L’arresto di Boualem Sansal, ha reso ancora più tese le relazioni tra Francia e Algeria, tesissime dopo la posizione assunta da Emmanuel Macron a sostengo del piano del Marocco per l’autonomia del Sahara Occidentale, regione contesa, rivendicata dal Fronte Polisario che lotta per la sua indipendenza e che è sostenuto Molti intellettuali e politici francesi hanno espresso il loro sostengo a Sansal, tra loro il premio Nobel, Wole Soyinka e lo scrittore indo-britannico Salman Rushdie.

Egitto

Sei persone sono morte, dei cinquanta turisti che erano a bordo del sottomarino “Sindbad”, sottomarino panoramico affondato a largo di Hurghada, località turistica sulle coste del Mar Rosso. Il sottomarino era in grado di scendere fino a 25 metri e aveva grandi oblò da cui era possibile osservare il fondale.

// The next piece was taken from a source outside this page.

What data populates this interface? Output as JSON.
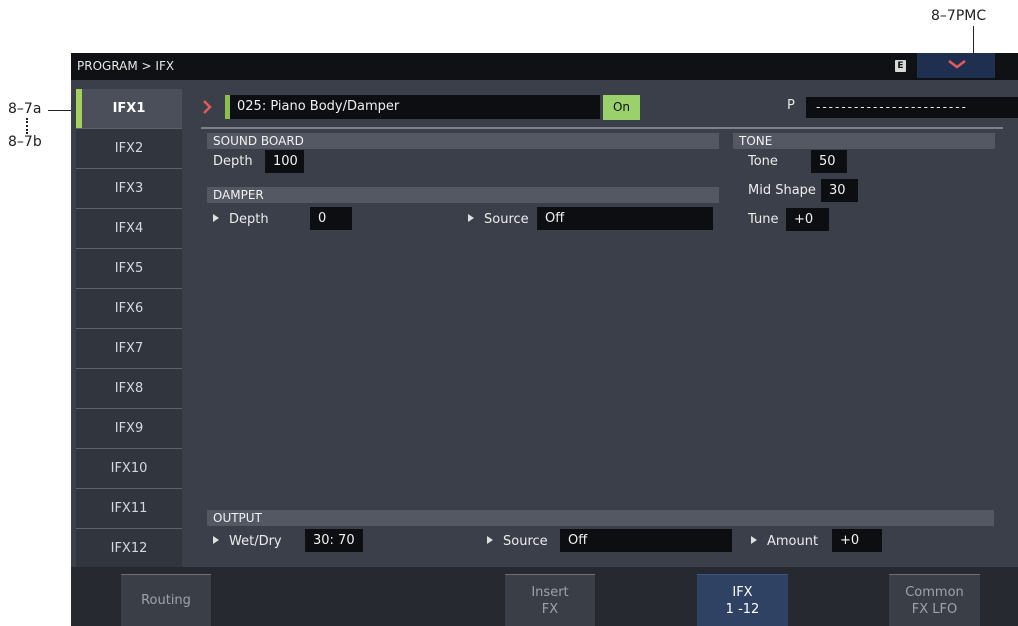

Le autorità egiziane hanno dichiarato che non risultano dispersi e che i superstiti sono stati accompagnati nei loro alberghi.

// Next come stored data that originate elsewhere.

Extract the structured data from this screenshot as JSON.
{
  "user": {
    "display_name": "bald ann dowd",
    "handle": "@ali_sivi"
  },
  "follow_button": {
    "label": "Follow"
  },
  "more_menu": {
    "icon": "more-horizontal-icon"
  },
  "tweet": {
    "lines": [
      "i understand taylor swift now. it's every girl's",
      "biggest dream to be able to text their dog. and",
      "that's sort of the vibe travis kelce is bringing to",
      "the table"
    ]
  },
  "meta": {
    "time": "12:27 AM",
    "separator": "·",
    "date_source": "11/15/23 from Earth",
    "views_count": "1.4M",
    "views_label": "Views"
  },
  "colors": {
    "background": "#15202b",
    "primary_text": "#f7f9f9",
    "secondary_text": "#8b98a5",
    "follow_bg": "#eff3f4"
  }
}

Sono in corso indagini per capire la dinamica dell’incidente, che non è un caso isolato. “Ci sono stati diversi incidenti recenti di barche turistiche che si sono capovolte.

Lo scorso giugno, una barca è affondata dopo aver subito gravi danni a causa delle onde alte, anche se non sono state segnalate vittime”, scrive l’agenzia Reuters. A novembre, una barca turistica si è capovolta, almeno 11 persone sono morte.

Il Mar Rosso è un importante snodo per l’industria turistica cruciale dell’Egitto, Paese che è al primo posto in Africa per il fatturato nel settore, con 14,1 miliardi di dollari, che sono oltre il doppio degli introiti provenienti dal canale di Suez.

Tanzania

Le gole di Olduvai in Tanzania non smettono di scrivere e riscrivere la storia dell’umanità. Secondo un articolo pubblicato a marzo sulla rivista Nature, i nostri antenati avrebbero iniziato a realizzare utensili molto prima di quanto fino ad ora noto. “Inizialmente li hanno realizzati in pietra, poi sono passati all’osso come materia prima.

Fino a poco tempo fa, la prima prova evidente della fabbricazione di utensili in osso proveniva da siti in Europa, datati a 400.000 anni fa. Ma ora gli archeologi hanno trovato e datato utensili in osso in Tanzania che sono più vecchi di un milione di anni”, scrive Jackson K Njau, professore dell’Università dell’Indiana, su The Conversation Africa.

“Gli utensili sono ricavati dalle ossa di animali di grandi dimensioni, come ippopotami ed elefanti, e sono stati appositamente sagomati per essere utilizzati nella macellazione di carcasse di grandi dimensioni.

La scoperta di utensili ossei che sono i più antichi mai trovati, di gran lunga, getta luce sull’evoluzione umana. Dimostra che i nostri antenati ominidi erano in grado di pensare e realizzare questa tecnologia molto prima di quanto chiunque pensasse”, spiega il ricercatore.

Gli utensili sono stato ritrovati nel 2018 e sono stati descritti su Nature solo questo mese. “Dimostrano che 1,5 milioni di anni fa, i nostri antenati (Homo erectus) avevano già sviluppato le capacità cognitive necessarie per trasferire le competenze dalla fabbricazione di utensili in pietra alla fabbricazione di utensili in osso”.